Трясущейся рукой Марченко ставит свою подпись на пододвинутом к нему листе бумаги и нетерпеливо спрашивает:
– Я могу идти?
– Александр Иванович, – оставив без ответа вопрос Марченко, обращается следователь к продолжающему смотреть в окно Галичу, – вы, помнится, хотели поговорить с Марченко с глазу на глаз?
– Да, – оборачивается капитан. – Всего лишь несколько слов.
– Хорошо. В таком случае я оставляю вас наедине, – говорит Улицкий, направляясь к двери.
Проводив взглядом следователя, Галич поворачивается к Марченко.
– Как жить-то собираемся дальше, Марченко?
– А как я должен жить? – хмыкает Марченко. – Как жил, так и буду жить. А вам-то какое дело до моей жизни?
– Я был у вас вчера дома, – тем же ровным голосом продолжает капитан. – У Вити постоянные головные боли. От недоедания… А самая меньшенькая, Зина, все время плачет. Тоже не от сытости, надо полагать. Дома хоть шаром покати. Жена ходила к соседям одалживать хлеб. А вы, Марченко, и дальше собираетесь жить, как жили…
– Я не заставлял ее рожать столько! – огрызается Марченко.
– Но ведь это ваши дети, Марченко, – рассудительно произносит Галич. Внешне он по-прежнему спокоен. – Все они, думается, появились на свет в результате ваших стараний.
– Ну и что? – криво усмехается Марченко. – Какое мне до них дело? Она же выгнала меня из дому! Пусть и изворачивается сама. А я теперь вольный казак – что хочу, то и делаю.
Галич встает и, подойдя к Марченко вплотную, говорит:
– А может, «казак лихой, орел степной»?
– Может, и лихой! Какое кому дело? – нагло ухмыляется Марченко. Он хочет сказать что-то еще, но Галич своей широкой клешней хватает его за лацканы пиджака, притягивает к себе и, оторвав от пола, медленно поднимает кверху. Приблизив таким манером лицо Марченко к своему, тихо с расстановкой говорит:
– Слушай меня внимательно, «орел степной». Если ты хоть раз еще возьмешь в рот спиртное, если ты в течение недели не устроишься на работу, задавлю тебя вот этими своими руками. А вздумаешь скрыться, я тебя из-под земли достану. И никто никогда не узнает, куда ты пропал.

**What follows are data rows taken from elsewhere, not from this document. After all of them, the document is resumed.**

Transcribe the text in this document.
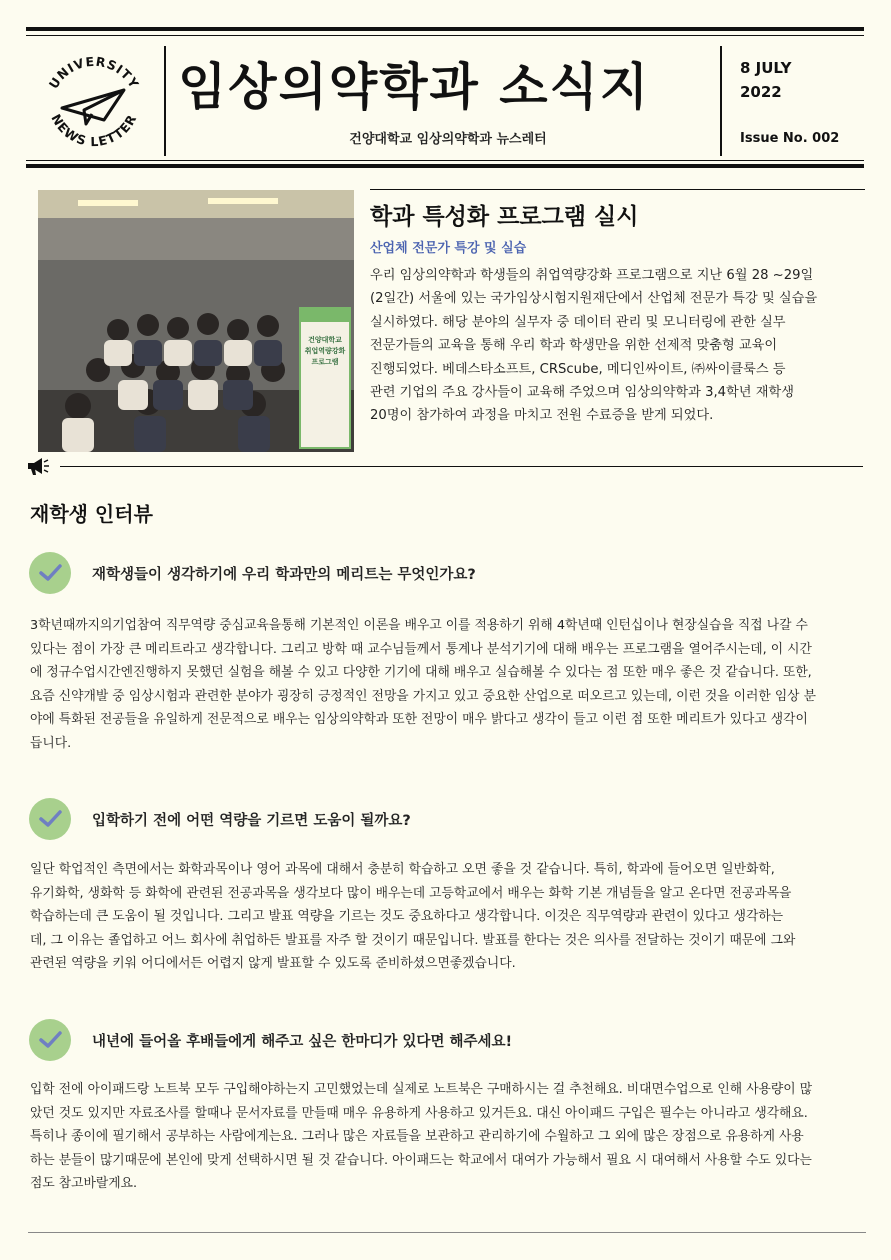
UNIVERSITY
NEWS LETTER
임상의약학과 소식지
건양대학교 임상의약학과 뉴스레터
8 JULY
2022
Issue No. 002
건양대학교
취업역량강화
프로그램
학과 특성화 프로그램 실시
산업체 전문가 특강 및 실습
우리 임상의약학과 학생들의 취업역량강화 프로그램으로 지난 6월 28 ~29일
(2일간) 서울에 있는 국가임상시험지원재단에서 산업체 전문가 특강 및 실습을
실시하였다. 해당 분야의 실무자 중 데이터 관리 및 모니터링에 관한 실무
전문가들의 교육을 통해 우리 학과 학생만을 위한 선제적 맞춤형 교육이
진행되었다. 베데스타소프트, CRScube, 메디인싸이트, ㈜싸이클룩스 등
관련 기업의 주요 강사들이 교육해 주었으며 임상의약학과 3,4학년 재학생
20명이 참가하여 과정을 마치고 전원 수료증을 받게 되었다.
재학생 인터뷰
재학생들이 생각하기에 우리 학과만의 메리트는 무엇인가요?
3학년때까지의기업참여 직무역량 중심교육을통해 기본적인 이론을 배우고 이를 적용하기 위해 4학년때 인턴십이나 현장실습을 직접 나갈 수
있다는 점이 가장 큰 메리트라고 생각합니다. 그리고 방학 때 교수님들께서 통계나 분석기기에 대해 배우는 프로그램을 열어주시는데, 이 시간
에 정규수업시간엔진행하지 못했던 실험을 해볼 수 있고 다양한 기기에 대해 배우고 실습해볼 수 있다는 점 또한 매우 좋은 것 같습니다. 또한,
요즘 신약개발 중 임상시험과 관련한 분야가 굉장히 긍정적인 전망을 가지고 있고 중요한 산업으로 떠오르고 있는데, 이런 것을 이러한 임상 분
야에 특화된 전공들을 유일하게 전문적으로 배우는 임상의약학과 또한 전망이 매우 밝다고 생각이 들고 이런 점 또한 메리트가 있다고 생각이
듭니다.
입학하기 전에 어떤 역량을 기르면 도움이 될까요?
일단 학업적인 측면에서는 화학과목이나 영어 과목에 대해서 충분히 학습하고 오면 좋을 것 같습니다. 특히, 학과에 들어오면 일반화학,
유기화학, 생화학 등 화학에 관련된 전공과목을 생각보다 많이 배우는데 고등학교에서 배우는 화학 기본 개념들을 알고 온다면 전공과목을
학습하는데 큰 도움이 될 것입니다. 그리고 발표 역량을 기르는 것도 중요하다고 생각합니다. 이것은 직무역량과 관련이 있다고 생각하는
데, 그 이유는 졸업하고 어느 회사에 취업하든 발표를 자주 할 것이기 때문입니다. 발표를 한다는 것은 의사를 전달하는 것이기 때문에 그와
관련된 역량을 키워 어디에서든 어렵지 않게 발표할 수 있도록 준비하셨으면좋겠습니다.
내년에 들어올 후배들에게 해주고 싶은 한마디가 있다면 해주세요!
입학 전에 아이패드랑 노트북 모두 구입해야하는지 고민했었는데 실제로 노트북은 구매하시는 걸 추천해요. 비대면수업으로 인해 사용량이 많
았던 것도 있지만 자료조사를 할때나 문서자료를 만들때 매우 유용하게 사용하고 있거든요. 대신 아이패드 구입은 필수는 아니라고 생각해요.
특히나 종이에 필기해서 공부하는 사람에게는요. 그러나 많은 자료들을 보관하고 관리하기에 수월하고 그 외에 많은 장점으로 유용하게 사용
하는 분들이 많기때문에 본인에 맞게 선택하시면 될 것 같습니다. 아이패드는 학교에서 대여가 가능해서 필요 시 대여해서 사용할 수도 있다는
점도 참고바랄게요.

Стараясь освободиться, Марченко несколько раз дергается, но, поняв, что его потуги напрасны, перестает сопротивляться. Лишь дико вращает глазами и хрипит от нехватки воздуха. Наконец Галич разжимает руку. Марченко мешком шмякается на пол и, широко раскрыв рот, судорожно хватает воздух. Когда он приходит в себя, Галич, как и прежде, тихо и внятно говорит:
– Имей в виду, Марченко: ровно через две недели я буду у тебя дома. И не приведи господь, если ты меня ослушаешься! Ты все понял? Повторять не надо?
– П-понял, – всхлипывает, держась за шею, Марченко. – Я… все понял. Только… она же не пустит меня.
– Знать ничего не знаю! – твердо чеканит капитан. – Ползай на коленях, целуй ноги, делай, что хочешь, но помни: через две недели я буду у тебя. А теперь проваливай!
Когда Улицкий возвращается в свой кабинет, Галич сидит на прежнем месте и по-прежнему смотрит в окно. Вначале следователю кажется, что капитан не только не вставал со своего стула, но и вообще не разговаривал с Марченко. И только присмотревшись внимательнее, он догадывается, что это не так. Лицо Галича покрыто непривычной для него бледностью, скулы резко заострились, губы плотно сжаты. Таким Улицкий видит его впервые.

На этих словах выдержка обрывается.